[The quest for an HIV vaccine].

At least 49 phase I trials of candidate vaccines for HIV/AIDS, together with two phase II trials and two phase III trials have been completed since the mid 1980s, involving more than 35 different vaccine formulations, 14 different adjuvants and more than 12000 volunteers. Although several neutralizing epitopes have been identified on the surface of the virus glycoprotein spikes, the goal of an HIV envelope-based vaccine capable of eliciting broadly reactive neutralizing antibodies is elusive. A gp120-based vaccine, which was tested in two phase III trials (one in the USA and the other in Thailand), was found to have no protective efficacy when injected every 6 months. The observation that, in the monkey model, both viremia (virus load) and clinical outcome are controlled by the CD8+ T cell response, prompted the development of an array of candidate vaccines capable of inducing HIV-specific T cell responses. A series of HIV vaccines based on live virus vectors are already undergoing clinical studies, including a live recombinant canarypox virus vaccine (ALVAC), which is in phase III trials in Thailand, a non-replicative adenovirus type 5 (Ad5) vaccine, which is entering a phase II trial in the USA and the Caribbean, and live recombinant vaccines based on the attenuated vaccinia virus MVA vector, which have already completed several phase I studies, used either alone or combined with DNA vaccine priming.

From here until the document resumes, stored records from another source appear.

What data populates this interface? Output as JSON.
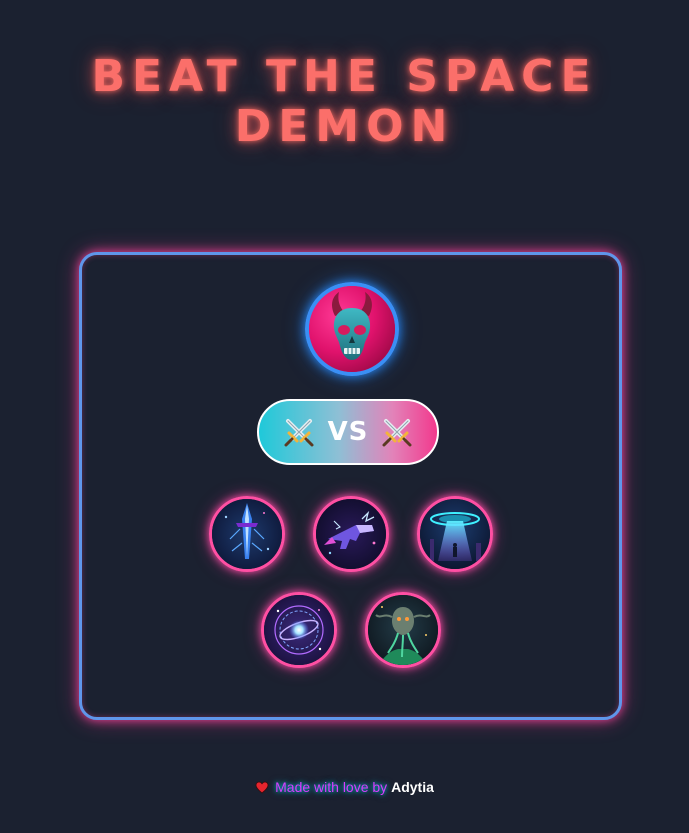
{
  "game": {
    "title_line1": "BEAT THE SPACE",
    "title_line2": "DEMON",
    "vs_label": "VS",
    "boss": {
      "name": "space-demon",
      "icon": "demon-skull-icon"
    },
    "heroes": [
      {
        "icon": "crystal-sword-icon"
      },
      {
        "icon": "plasma-blaster-icon"
      },
      {
        "icon": "ufo-tractor-beam-icon"
      },
      {
        "icon": "galaxy-portal-icon"
      },
      {
        "icon": "tentacle-alien-icon"
      }
    ]
  },
  "footer": {
    "heart": "heart-icon",
    "made_with_love": "Made with love by",
    "author": "Adytia"
  },
  "colors": {
    "background": "#1b2130",
    "title": "#fb6f6a",
    "arena_border": "#5f96ea",
    "arena_glow": "#ff46a0",
    "boss_ring": "#3a8ff5",
    "hero_ring": "#ff4fa3",
    "footer_text": "#d83cff"
  }
}
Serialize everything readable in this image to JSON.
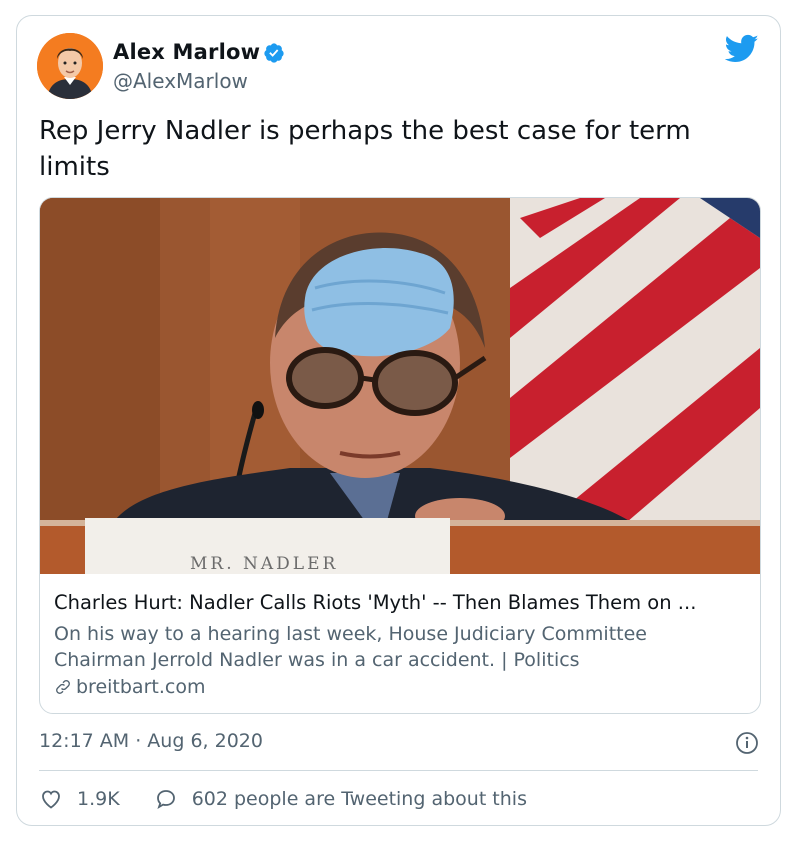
{
  "tweet": {
    "author_name": "Alex Marlow",
    "author_handle": "@AlexMarlow",
    "text": "Rep Jerry Nadler is perhaps the best case for term limits",
    "timestamp": "12:17 AM · Aug 6, 2020",
    "likes": "1.9K",
    "conversation": "602 people are Tweeting about this"
  },
  "link_card": {
    "placard_text": "MR. NADLER",
    "title": "Charles Hurt: Nadler Calls Riots 'Myth' -- Then Blames Them on ...",
    "description": "On his way to a hearing last week, House Judiciary Committee Chairman Jerrold Nadler was in a car accident. | Politics",
    "domain": "breitbart.com"
  },
  "icons": {
    "verified": "verified-badge-icon",
    "brand": "twitter-bird-icon",
    "link": "link-icon",
    "info": "info-icon",
    "like": "heart-icon",
    "reply": "speech-bubble-icon"
  },
  "colors": {
    "accent": "#1d9bf0",
    "secondary_text": "#536471",
    "border": "#cfd9de",
    "avatar_bg": "#f47c20"
  }
}
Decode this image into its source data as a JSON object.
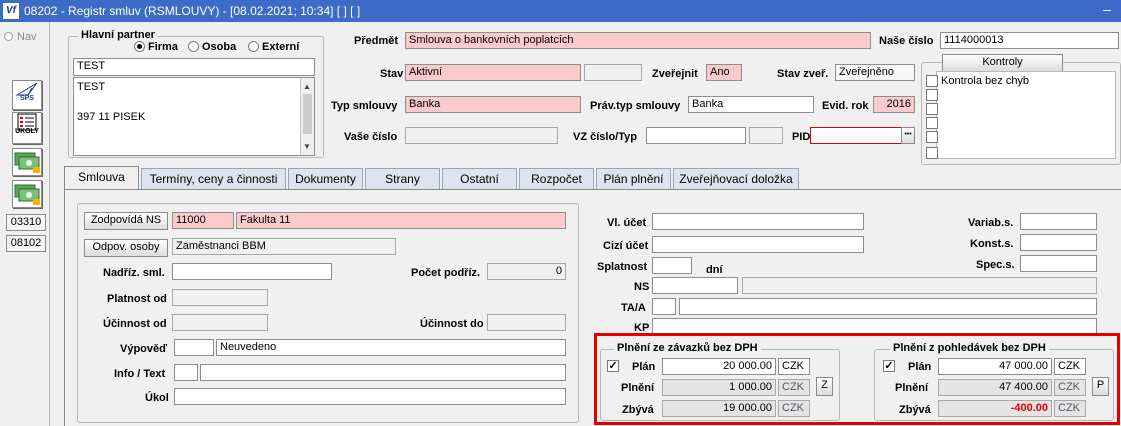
{
  "window": {
    "logo": "Vf",
    "title": "08202 - Registr smluv (RSMLOUVY) - [08.02.2021; 10:34] [ ] [ ]",
    "control": "–"
  },
  "rail": {
    "nav_label": "Nav",
    "icons": [
      {
        "name": "sps-icon",
        "caption": "SPS"
      },
      {
        "name": "ukoly-icon",
        "caption": "ÚKOLY"
      },
      {
        "name": "money-icon",
        "caption": ""
      },
      {
        "name": "money-icon-2",
        "caption": ""
      }
    ],
    "buttons": [
      "03310",
      "08102"
    ]
  },
  "partner": {
    "legend": "Hlavní partner",
    "radios": [
      {
        "label": "Firma",
        "selected": true
      },
      {
        "label": "Osoba",
        "selected": false
      },
      {
        "label": "Externí",
        "selected": false
      }
    ],
    "name": "TEST",
    "address_lines": [
      "TEST",
      "",
      "397 11 PISEK"
    ]
  },
  "header": {
    "predmet_label": "Předmět",
    "predmet_value": "Smlouva o bankovních poplatcích",
    "nase_cislo_label": "Naše číslo",
    "nase_cislo_value": "1114000013",
    "stav_label": "Stav",
    "stav_value": "Aktivní",
    "zverejnit_label": "Zveřejnit",
    "zverejnit_value": "Ano",
    "stav_zver_label": "Stav zveř.",
    "stav_zver_value": "Zveřejněno",
    "typ_label": "Typ smlouvy",
    "typ_value": "Banka",
    "prav_typ_label": "Práv.typ smlouvy",
    "prav_typ_value": "Banka",
    "evid_rok_label": "Evid. rok",
    "evid_rok_value": "2016",
    "vase_cislo_label": "Vaše číslo",
    "vase_cislo_value": "",
    "vz_label": "VZ číslo/Typ",
    "pid_label": "PID",
    "pid_button": "•••"
  },
  "kontroly": {
    "button": "Kontroly",
    "items": [
      {
        "label": "Kontrola bez chyb",
        "checked": false
      },
      {
        "label": "",
        "checked": false
      },
      {
        "label": "",
        "checked": false
      },
      {
        "label": "",
        "checked": false
      },
      {
        "label": "",
        "checked": false
      },
      {
        "label": "",
        "checked": false
      }
    ]
  },
  "tabs": [
    "Smlouva",
    "Termíny, ceny a činnosti",
    "Dokumenty",
    "Strany",
    "Ostatní",
    "Rozpočet",
    "Plán plnění",
    "Zveřejňovací doložka"
  ],
  "left": {
    "zodpovida_button": "Zodpovídá NS",
    "ns_code": "11000",
    "ns_name": "Fakulta 11",
    "odpov_button": "Odpov. osoby",
    "odpov_value": "Zaměstnanci BBM",
    "nadriz_label": "Nadříz. sml.",
    "pocet_label": "Počet podříz.",
    "pocet_value": "0",
    "platnost_label": "Platnost od",
    "ucinnost_od_label": "Účinnost od",
    "ucinnost_do_label": "Účinnost do",
    "vypoved_label": "Výpověď",
    "vypoved_value": "Neuvedeno",
    "info_label": "Info / Text",
    "ukol_label": "Úkol"
  },
  "right": {
    "vl_ucet_label": "Vl. účet",
    "cizi_ucet_label": "Cizí účet",
    "splatnost_label": "Splatnost",
    "dni_label": "dní",
    "ns_label": "NS",
    "taa_label": "TA/A",
    "kp_label": "KP",
    "variab_label": "Variab.s.",
    "konst_label": "Konst.s.",
    "spec_label": "Spec.s."
  },
  "plneni_zavazku": {
    "legend": "Plnění ze závazků bez DPH",
    "plan_checked": true,
    "plan_label": "Plán",
    "plan_value": "20 000.00",
    "plneni_label": "Plnění",
    "plneni_value": "1 000.00",
    "zbyva_label": "Zbývá",
    "zbyva_value": "19 000.00",
    "currency": "CZK",
    "button": "Z"
  },
  "plneni_pohledavek": {
    "legend": "Plnění z pohledávek bez DPH",
    "plan_checked": true,
    "plan_label": "Plán",
    "plan_value": "47 000.00",
    "plneni_label": "Plnění",
    "plneni_value": "47 400.00",
    "zbyva_label": "Zbývá",
    "zbyva_value": "-400.00",
    "currency": "CZK",
    "button": "P"
  },
  "colors": {
    "title_bar": "#3d6bc8",
    "pink_field": "#fbcaca",
    "highlight_border": "#e40000",
    "negative_value": "#e40000"
  }
}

A whole array of other vaccines based on live vectors, DNA, peptides and other designs, are being tested in nonhuman primates. None of these vaccines has been able to prevent infection following experimental challenge, but all were found to control viral load and to prevent CD4 cell loss. T cell-stimulating vaccines are thus unable to prevent infection but prevent or slow disease progression by controlling virus replication. Their efficacy in humans remains to be determined.